Another surprisingly American influence is the (mild, this is a British band, after all) kitsch that somehow amplifies “My Number”, one of the album’s best songs. A bass riff reminiscent of “Celebration” by Kool & the Gang grants it its earworm potential, but it’s saved from being pure cotton candy by Jack Bevan’s strong percussion and one of Philippakis’ better deliveries. First single “Inhaler” saves itself from a post-rock overindulgence of a chorus thanks to a lead-up far groovier than anything a post-rocker should ever conceive of developing.
Still, Foals have a few limitations preventing them from being a truly great indie band. For one, Philippkas’ voice isn’t always as pliant as he may think it is, and it strains throughout Holy Fire‘s more demanding tracks. Sometimes a more introspective approach can work in the band’s favor—as it does on album closer “Moon”—but even Flood and Moulder can’t save the ballady mire that is “Stepson”. Still, Foals are good enough that they can save largely underwhelming songs; Philippakis’ impassioned closing outburst on “Late Night”, and the instrumental funk digression that serves as its outro, makes the song’s mediocre lyrics and unexceptional melodies well worth sitting through.

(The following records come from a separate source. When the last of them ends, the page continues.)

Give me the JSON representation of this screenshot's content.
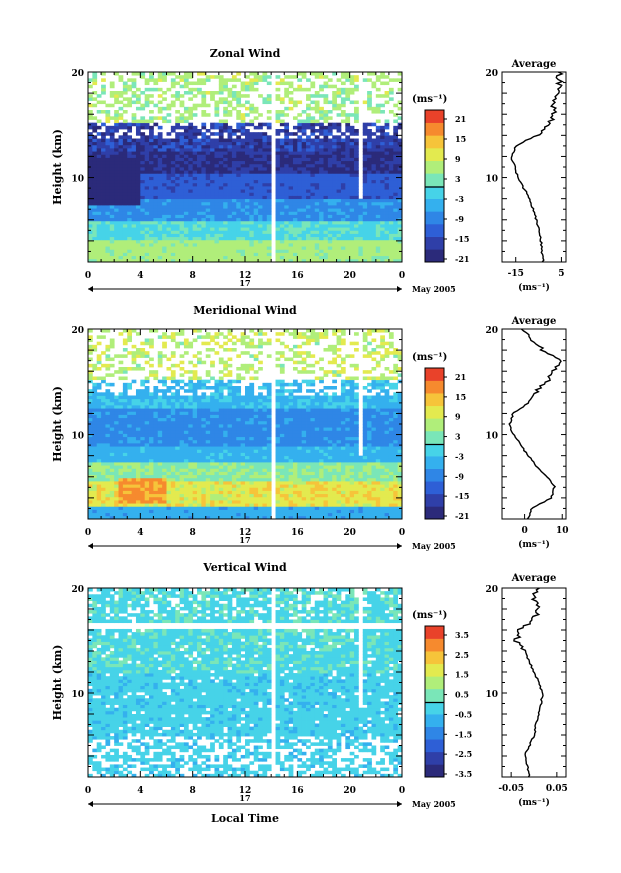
{
  "date_label": "May 2005",
  "panels": [
    {
      "title": "Zonal Wind",
      "ylabel": "Height (km)",
      "yticks": [
        "20",
        "10"
      ],
      "xticks": [
        "0",
        "4",
        "8",
        "12",
        "16",
        "20",
        "0"
      ],
      "day_label": "17",
      "unit": "(ms⁻¹)",
      "colorbar_ticks": [
        "21",
        "15",
        "9",
        "3",
        "-3",
        "-9",
        "-15",
        "-21"
      ],
      "avg_title": "Average",
      "avg_yticks": [
        "20",
        "10"
      ],
      "avg_xticks": [
        "-15",
        "5"
      ],
      "avg_unit": "(ms⁻¹)"
    },
    {
      "title": "Meridional Wind",
      "ylabel": "Height (km)",
      "yticks": [
        "20",
        "10"
      ],
      "xticks": [
        "0",
        "4",
        "8",
        "12",
        "16",
        "20",
        "0"
      ],
      "day_label": "17",
      "unit": "(ms⁻¹)",
      "colorbar_ticks": [
        "21",
        "15",
        "9",
        "3",
        "-3",
        "-9",
        "-15",
        "-21"
      ],
      "avg_title": "Average",
      "avg_yticks": [
        "20",
        "10"
      ],
      "avg_xticks": [
        "0",
        "10"
      ],
      "avg_unit": "(ms⁻¹)"
    },
    {
      "title": "Vertical Wind",
      "ylabel": "Height (km)",
      "yticks": [
        "20",
        "10"
      ],
      "xticks": [
        "0",
        "4",
        "8",
        "12",
        "16",
        "20",
        "0"
      ],
      "day_label": "17",
      "unit": "(ms⁻¹)",
      "colorbar_ticks": [
        "3.5",
        "2.5",
        "1.5",
        "0.5",
        "-0.5",
        "-1.5",
        "-2.5",
        "-3.5"
      ],
      "avg_title": "Average",
      "avg_yticks": [
        "20",
        "10"
      ],
      "avg_xticks": [
        "-0.05",
        "0.05"
      ],
      "avg_unit": "(ms⁻¹)"
    }
  ],
  "xlabel_bottom": "Local Time",
  "colors": {
    "scale": [
      "#2b2a7a",
      "#2f3fa8",
      "#2e5fd6",
      "#2f86e6",
      "#34b0ee",
      "#46d3e8",
      "#7ae6b8",
      "#b0ee7a",
      "#e3ea4f",
      "#f6c43a",
      "#f68a2e",
      "#e9422a"
    ]
  },
  "chart_data": [
    {
      "type": "heatmap",
      "title": "Zonal Wind",
      "ylabel": "Height (km)",
      "xlabel": "May 2005",
      "x_range": [
        0,
        24
      ],
      "ylim": [
        2,
        20
      ],
      "color_range": [
        -21,
        21
      ],
      "profile": [
        [
          2,
          -3
        ],
        [
          4,
          -4
        ],
        [
          6,
          -6
        ],
        [
          8,
          -9
        ],
        [
          10,
          -14
        ],
        [
          12,
          -17
        ],
        [
          13,
          -15
        ],
        [
          14,
          -6
        ],
        [
          15,
          0
        ],
        [
          16,
          2
        ],
        [
          17,
          1
        ],
        [
          18,
          3
        ],
        [
          19,
          4
        ],
        [
          20,
          4
        ]
      ]
    },
    {
      "type": "heatmap",
      "title": "Meridional Wind",
      "ylabel": "Height (km)",
      "xlabel": "May 2005",
      "x_range": [
        0,
        24
      ],
      "ylim": [
        2,
        20
      ],
      "color_range": [
        -21,
        21
      ],
      "profile": [
        [
          2,
          1
        ],
        [
          3,
          2
        ],
        [
          4,
          7
        ],
        [
          5,
          8
        ],
        [
          6,
          6
        ],
        [
          7,
          3
        ],
        [
          8,
          1
        ],
        [
          9,
          -1
        ],
        [
          10,
          -3
        ],
        [
          11,
          -4
        ],
        [
          12,
          -3
        ],
        [
          13,
          1
        ],
        [
          14,
          3
        ],
        [
          15,
          6
        ],
        [
          16,
          8
        ],
        [
          17,
          9
        ],
        [
          18,
          5
        ],
        [
          19,
          2
        ],
        [
          20,
          0
        ]
      ]
    },
    {
      "type": "heatmap",
      "title": "Vertical Wind",
      "ylabel": "Height (km)",
      "xlabel": "Local Time",
      "x_range": [
        0,
        24
      ],
      "ylim": [
        2,
        20
      ],
      "color_range": [
        -3.5,
        3.5
      ],
      "profile": [
        [
          2,
          -0.01
        ],
        [
          4,
          -0.02
        ],
        [
          6,
          0.0
        ],
        [
          8,
          0.01
        ],
        [
          10,
          0.02
        ],
        [
          12,
          0.0
        ],
        [
          14,
          -0.02
        ],
        [
          15,
          -0.04
        ],
        [
          16,
          -0.03
        ],
        [
          17,
          0.0
        ],
        [
          18,
          0.01
        ],
        [
          19,
          0.0
        ],
        [
          20,
          0.01
        ]
      ]
    }
  ]
}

From an American’s perspective, Foals ranks above average in the UK indie universe, with generally better singing than on the Horrors’ releases, but lacking Wild Beasts’ aversion to filler and failing to match Friendly Fires’ ratio of straight-up sing-along moments. Foals’ restraint likely has something to do with the latter failing, and when placed in this light it’s not a failing at all. If Holy Fire is taken as a clarion call from indie rockers oversees, then we may have a lot to look forward to this year.